The leaders also addressed regulatory barriers to municipal services and small business investment in their communities. Along with mayors from Mississauga, London, Kitchener, Windsor and Welland, Minister Sarkaria’s Roundtable was attended by MPPs Jim McDonell and Parm Gill, Parliamentary Assistants to the Minister of Municipal Affairs and Housing — and by other municipal representatives, including councilors, public works officials and social services department leads.
At the roundtable, Minister Sarkaria said the provincial government places a high priority on modernizing regulations to reduce duplication, streamlining processes and empowering municipalities to better serve their communities. The engaged and thoughtful discussions at the roundtable made it clear this is also a vital issue for local governments.
Municipal leaders raised concerns about outdated processes and suggested more efficient ways to achieve shared provincial and municipal objectives to help communities grow, drive local investment and create good jobs.
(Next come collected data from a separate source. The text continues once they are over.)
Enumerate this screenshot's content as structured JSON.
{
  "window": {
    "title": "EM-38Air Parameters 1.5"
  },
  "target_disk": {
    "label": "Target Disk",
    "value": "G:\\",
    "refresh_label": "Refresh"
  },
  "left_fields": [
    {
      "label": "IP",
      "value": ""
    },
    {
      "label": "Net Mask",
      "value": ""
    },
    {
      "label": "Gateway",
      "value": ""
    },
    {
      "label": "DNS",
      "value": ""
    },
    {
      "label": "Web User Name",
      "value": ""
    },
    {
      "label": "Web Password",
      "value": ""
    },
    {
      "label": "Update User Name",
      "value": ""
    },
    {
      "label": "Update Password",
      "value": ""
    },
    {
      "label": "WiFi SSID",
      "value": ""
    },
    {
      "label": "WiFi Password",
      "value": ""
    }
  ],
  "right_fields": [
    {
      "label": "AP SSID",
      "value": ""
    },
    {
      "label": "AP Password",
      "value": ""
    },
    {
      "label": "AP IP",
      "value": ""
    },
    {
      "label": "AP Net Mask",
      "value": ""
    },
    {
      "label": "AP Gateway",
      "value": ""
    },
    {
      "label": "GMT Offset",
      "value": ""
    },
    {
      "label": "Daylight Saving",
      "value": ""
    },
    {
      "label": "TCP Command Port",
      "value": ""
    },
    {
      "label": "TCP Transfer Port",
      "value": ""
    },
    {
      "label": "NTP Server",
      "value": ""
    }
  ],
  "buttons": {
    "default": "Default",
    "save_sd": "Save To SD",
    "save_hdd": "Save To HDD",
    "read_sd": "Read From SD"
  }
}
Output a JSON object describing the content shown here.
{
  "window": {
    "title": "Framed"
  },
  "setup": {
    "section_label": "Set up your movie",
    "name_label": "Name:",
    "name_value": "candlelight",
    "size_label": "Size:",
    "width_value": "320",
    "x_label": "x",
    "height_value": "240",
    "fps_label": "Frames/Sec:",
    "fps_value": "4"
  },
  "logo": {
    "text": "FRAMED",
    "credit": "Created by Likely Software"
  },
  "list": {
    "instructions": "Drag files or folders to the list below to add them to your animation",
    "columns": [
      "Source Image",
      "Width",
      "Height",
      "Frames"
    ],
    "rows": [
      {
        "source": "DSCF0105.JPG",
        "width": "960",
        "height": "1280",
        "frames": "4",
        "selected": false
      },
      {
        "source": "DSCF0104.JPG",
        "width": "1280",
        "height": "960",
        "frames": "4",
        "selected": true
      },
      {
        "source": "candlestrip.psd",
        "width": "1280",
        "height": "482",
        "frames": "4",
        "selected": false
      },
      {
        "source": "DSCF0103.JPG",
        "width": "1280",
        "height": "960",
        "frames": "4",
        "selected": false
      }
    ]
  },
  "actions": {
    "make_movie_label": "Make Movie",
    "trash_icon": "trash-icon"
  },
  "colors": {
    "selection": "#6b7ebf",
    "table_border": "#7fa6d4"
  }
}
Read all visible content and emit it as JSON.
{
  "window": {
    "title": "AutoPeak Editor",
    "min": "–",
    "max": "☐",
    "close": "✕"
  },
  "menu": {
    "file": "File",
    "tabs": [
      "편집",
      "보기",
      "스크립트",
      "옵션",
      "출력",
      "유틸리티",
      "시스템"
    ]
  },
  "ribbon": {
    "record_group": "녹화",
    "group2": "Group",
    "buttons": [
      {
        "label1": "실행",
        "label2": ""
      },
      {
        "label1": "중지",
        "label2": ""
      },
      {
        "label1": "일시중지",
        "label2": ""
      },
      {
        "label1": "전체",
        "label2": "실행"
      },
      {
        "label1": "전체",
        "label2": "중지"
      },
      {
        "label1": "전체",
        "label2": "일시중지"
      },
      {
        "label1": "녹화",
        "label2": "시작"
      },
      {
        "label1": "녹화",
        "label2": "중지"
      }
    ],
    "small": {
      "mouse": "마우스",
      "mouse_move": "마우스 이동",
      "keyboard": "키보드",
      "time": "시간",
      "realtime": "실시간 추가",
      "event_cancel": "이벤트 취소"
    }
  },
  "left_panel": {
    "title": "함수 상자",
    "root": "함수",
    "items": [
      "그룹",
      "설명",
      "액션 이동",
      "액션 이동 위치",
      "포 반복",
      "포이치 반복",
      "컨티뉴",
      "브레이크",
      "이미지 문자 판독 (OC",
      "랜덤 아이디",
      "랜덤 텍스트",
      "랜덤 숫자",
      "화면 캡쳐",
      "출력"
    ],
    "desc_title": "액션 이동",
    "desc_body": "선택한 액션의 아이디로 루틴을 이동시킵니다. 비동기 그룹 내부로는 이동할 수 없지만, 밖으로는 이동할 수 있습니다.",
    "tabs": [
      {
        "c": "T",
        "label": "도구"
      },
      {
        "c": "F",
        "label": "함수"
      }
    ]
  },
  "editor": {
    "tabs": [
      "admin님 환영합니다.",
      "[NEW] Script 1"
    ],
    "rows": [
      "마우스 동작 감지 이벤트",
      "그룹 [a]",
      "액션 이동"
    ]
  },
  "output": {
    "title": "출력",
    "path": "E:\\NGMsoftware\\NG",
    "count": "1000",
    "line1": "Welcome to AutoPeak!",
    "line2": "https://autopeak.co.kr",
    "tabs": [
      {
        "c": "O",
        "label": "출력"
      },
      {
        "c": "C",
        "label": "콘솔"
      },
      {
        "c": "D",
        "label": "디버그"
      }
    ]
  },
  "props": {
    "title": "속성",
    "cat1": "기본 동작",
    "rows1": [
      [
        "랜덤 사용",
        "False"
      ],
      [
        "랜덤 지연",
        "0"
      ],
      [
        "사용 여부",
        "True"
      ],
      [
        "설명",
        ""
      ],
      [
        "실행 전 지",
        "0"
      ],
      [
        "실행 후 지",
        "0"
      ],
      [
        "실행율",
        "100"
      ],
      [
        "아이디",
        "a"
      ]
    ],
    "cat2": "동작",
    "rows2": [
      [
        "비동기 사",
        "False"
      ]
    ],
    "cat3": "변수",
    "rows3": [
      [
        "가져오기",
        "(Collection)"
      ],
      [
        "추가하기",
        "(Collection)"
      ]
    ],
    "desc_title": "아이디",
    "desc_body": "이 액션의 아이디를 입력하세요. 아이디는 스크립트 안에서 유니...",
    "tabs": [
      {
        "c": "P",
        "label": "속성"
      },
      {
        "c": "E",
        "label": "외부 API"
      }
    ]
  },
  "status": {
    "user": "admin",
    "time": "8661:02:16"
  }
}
“Municipal governments have a finger closest on the pulse of the needs of our communities and regularly have to navigate the processes that the province puts in place,” Associate Minister Sarkaria told the municipal leaders. “I received valuable insights into key issues and suggestions on how we can collaborate to resolve them. I’m going to take the things shared back to our partner ministries to see how we can address the issues raised.”
Ontario has already taken action to streamline processes and update regulations on municipalities as part of its plan to make Ontario work smarter for businesses and better for people. Last Spring the province eliminated the need for municipalities to go through an Environmental Assessment process for low-risk activities, like putting in a bike lane or undertaking a streetscaping process.
The government is also dramatically reducing the number of routine reports it requires municipalities to file with provincial ministries, which currently tops 400. Ontario has identified 94 unnecessary reports it will wind down and another 27 it will consolidate and simplify.